Wczoraj, w poniedziałek rano, funkcjonariusze zostali wezwani do nietypowej akcji.
Kupujący w supermarkecie zaobserwowali kojota, który od jakiegoś czasu kręcił się przed sklepem, prawdopodobnie szukając bezpiecznego miejsca do ukrycia się.
Prawdopodobnie mając nadzieję na znalezienie spokojnego miejsca, zwierzę wślizgnęło się do sklepu i ukryło w głębi regału chłodniczego.
Ekspert z Cook County Coyote Project powiedział ABC 7 Chicago: "Wybrało dziwne miejsce. Czasami tak robią. Starają się nas unikać. Próbują się przed nami ukryć".

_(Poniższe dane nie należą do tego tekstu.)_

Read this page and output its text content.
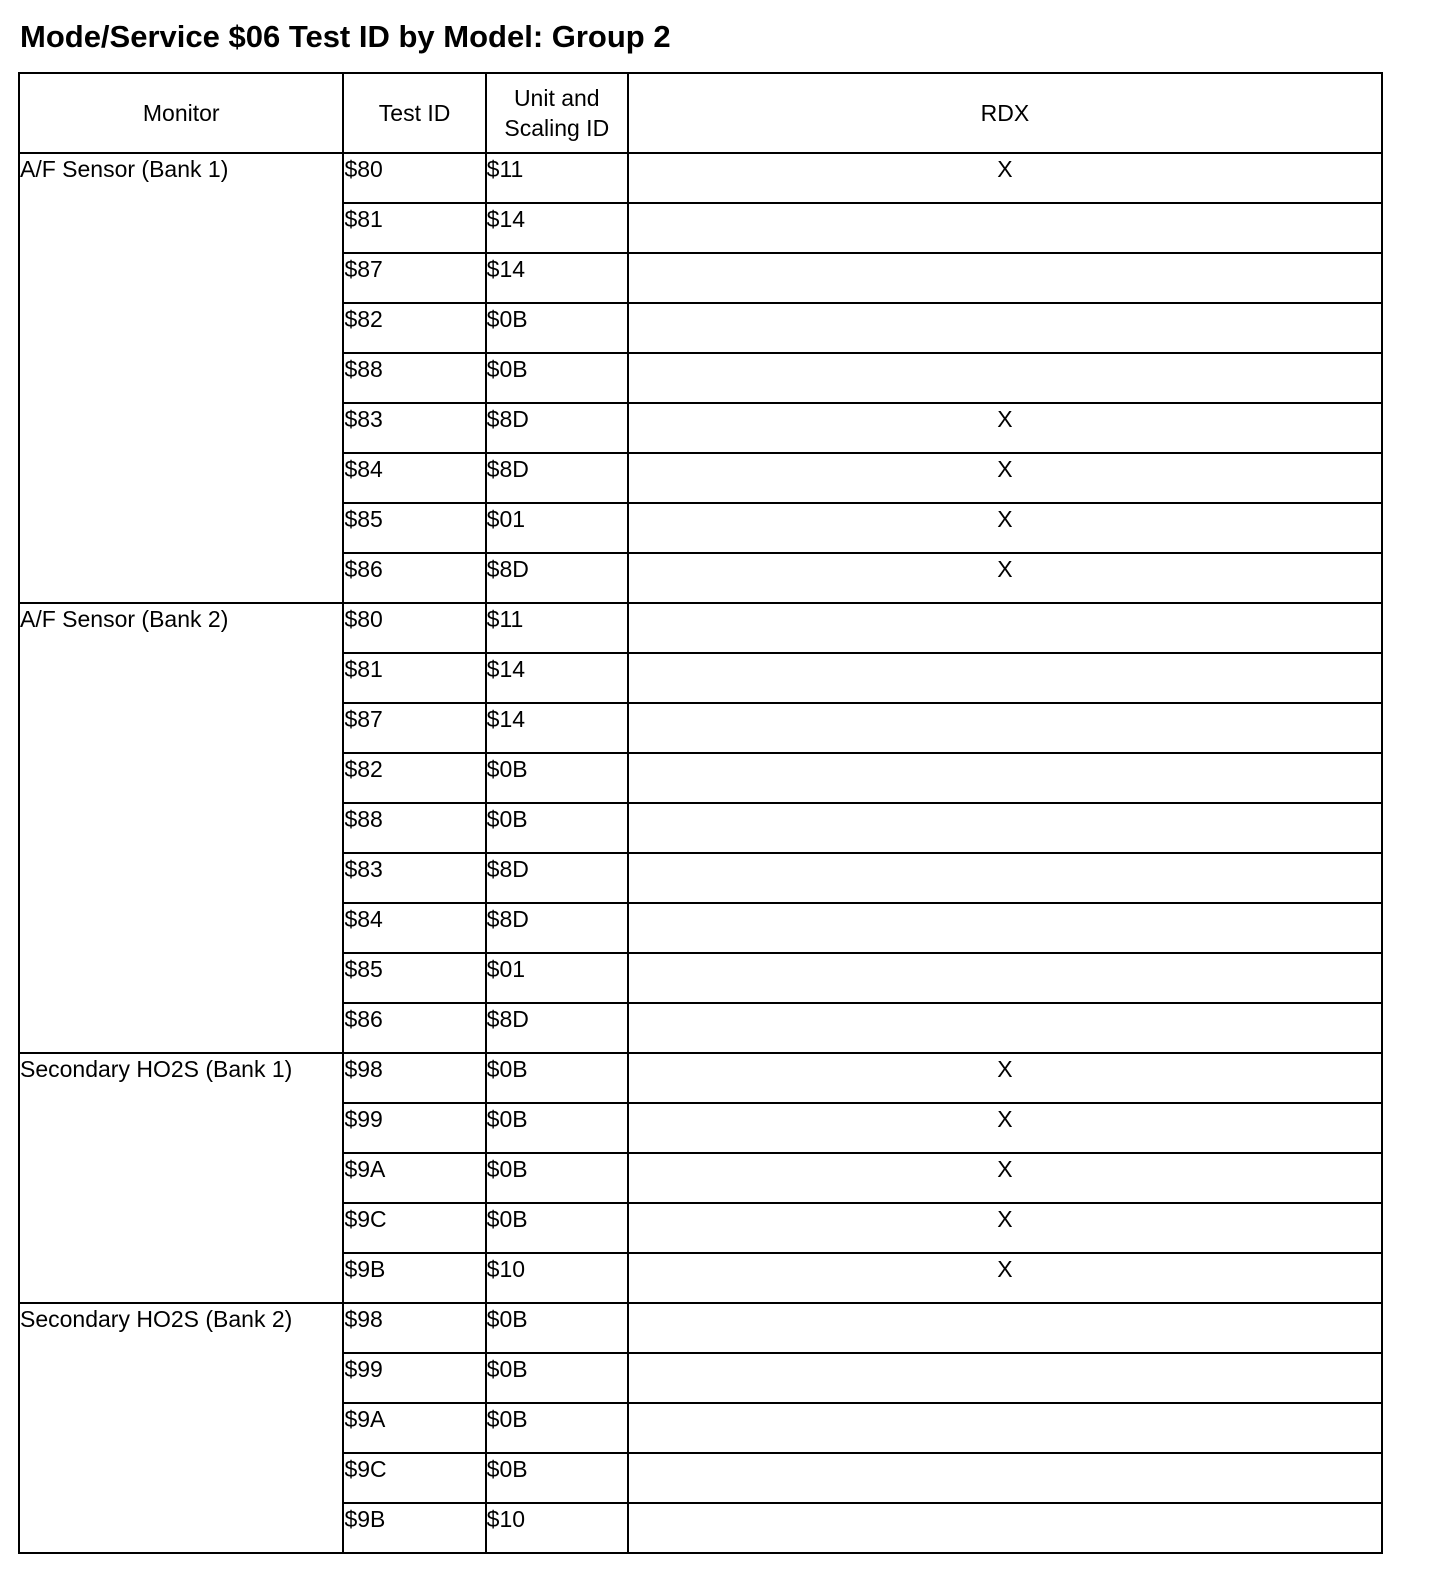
Mode/Service $06 Test ID by Model: Group 2
Monitor	Test ID	Unit and
Scaling ID	RDX
A/F Sensor (Bank 1)	$80	$11	X
	$81	$14	
	$87	$14	
	$82	$0B	
	$88	$0B	
	$83	$8D	X
	$84	$8D	X
	$85	$01	X
	$86	$8D	X
A/F Sensor (Bank 2)	$80	$11	
	$81	$14	
	$87	$14	
	$82	$0B	
	$88	$0B	
	$83	$8D	
	$84	$8D	
	$85	$01	
	$86	$8D	
Secondary HO2S (Bank 1)	$98	$0B	X
	$99	$0B	X
	$9A	$0B	X
	$9C	$0B	X
	$9B	$10	X
Secondary HO2S (Bank 2)	$98	$0B	
	$99	$0B	
	$9A	$0B	
	$9C	$0B	
	$9B	$10	
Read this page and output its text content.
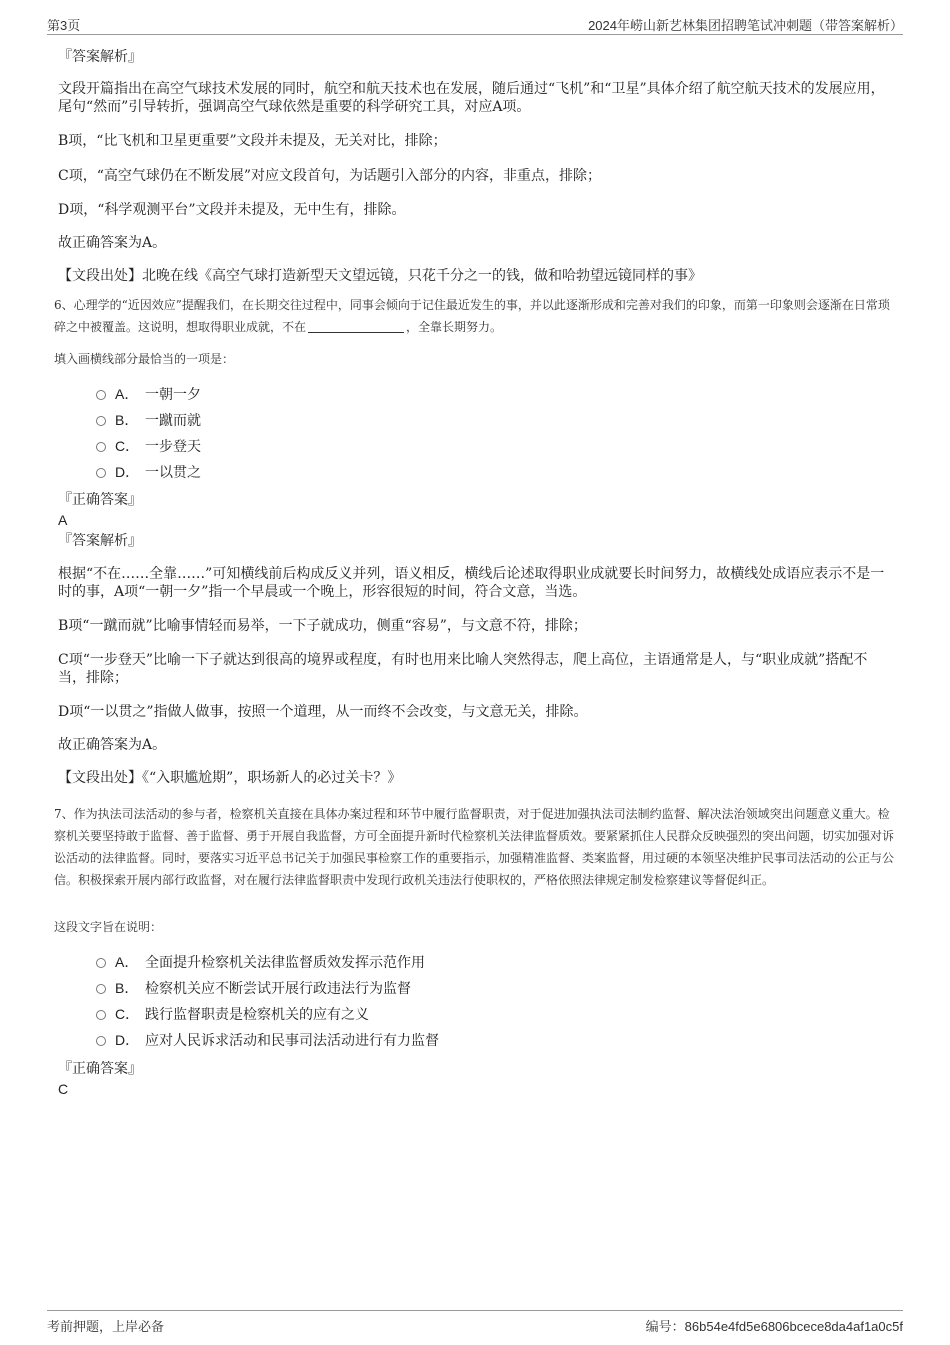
第3页	2024年崂山新艺林集团招聘笔试冲刺题（带答案解析）
『答案解析』
文段开篇指出在高空气球技术发展的同时，航空和航天技术也在发展，随后通过“飞机”和“卫星”具体介绍了航空航天技术的发展应用，尾句“然而”引导转折，强调高空气球依然是重要的科学研究工具，对应A项。
B项，“比飞机和卫星更重要”文段并未提及，无关对比，排除；
C项，“高空气球仍在不断发展”对应文段首句，为话题引入部分的内容，非重点，排除；
D项，“科学观测平台”文段并未提及，无中生有，排除。
故正确答案为A。
【文段出处】北晚在线《高空气球打造新型天文望远镜，只花千分之一的钱，做和哈勃望远镜同样的事》
6、心理学的“近因效应”提醒我们，在长期交往过程中，同事会倾向于记住最近发生的事，并以此逐渐形成和完善对我们的印象，而第一印象则会逐渐在日常琐碎之中被覆盖。这说明，想取得职业成就，不在	，全靠长期努力。
填入画横线部分最恰当的一项是：
A． 一朝一夕
B． 一蹴而就
C． 一步登天
D． 一以贯之
『正确答案』
A
『答案解析』
根据“不在……全靠……”可知横线前后构成反义并列，语义相反，横线后论述取得职业成就要长时间努力，故横线处成语应表示不是一时的事，A项“一朝一夕”指一个早晨或一个晚上，形容很短的时间，符合文意，当选。
B项“一蹴而就”比喻事情轻而易举，一下子就成功，侧重“容易”，与文意不符，排除；
C项“一步登天”比喻一下子就达到很高的境界或程度，有时也用来比喻人突然得志，爬上高位，主语通常是人，与“职业成就”搭配不当，排除；
D项“一以贯之”指做人做事，按照一个道理，从一而终不会改变，与文意无关，排除。
故正确答案为A。
【文段出处】《“入职尴尬期”，职场新人的必过关卡？》
7、作为执法司法活动的参与者，检察机关直接在具体办案过程和环节中履行监督职责，对于促进加强执法司法制约监督、解决法治领域突出问题意义重大。检察机关要坚持敢于监督、善于监督、勇于开展自我监督，方可全面提升新时代检察机关法律监督质效。要紧紧抓住人民群众反映强烈的突出问题，切实加强对诉讼活动的法律监督。同时，要落实习近平总书记关于加强民事检察工作的重要指示，加强精准监督、类案监督，用过硬的本领坚决维护民事司法活动的公正与公信。积极探索开展内部行政监督，对在履行法律监督职责中发现行政机关违法行使职权的，严格依照法律规定制发检察建议等督促纠正。
这段文字旨在说明：
A． 全面提升检察机关法律监督质效发挥示范作用
B． 检察机关应不断尝试开展行政违法行为监督
C． 践行监督职责是检察机关的应有之义
D． 应对人民诉求活动和民事司法活动进行有力监督
『正确答案』
C
考前押题，上岸必备	编号：86b54e4fd5e6806bcece8da4af1a0c5f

Aby zlokalizować kojota, funkcjonariusze najpierw użyli miotły i ostrożnie przeszukali półki.
Kojot wyciągnięty z półki z wielkim wysiłkiem
Jak pokazuje film opublikowany na X, jednemu z policjantów udało się w końcu złapać czworonożnego przyjaciela za ogon, a następnie brutalnie ściągnąć zwierzę z półki.
Kojot natychmiast próbował ponownie znaleźć schronienie między produktami chłodniczymi, ale ostatecznie został złapany kilka minut później.
Ani ludzie, ani zwierzęta nie odnieśli obrażeń podczas tej niezwykłej akcji ratunkowej. Jednak szok mógł być głęboki dla wszystkich zaangażowanych.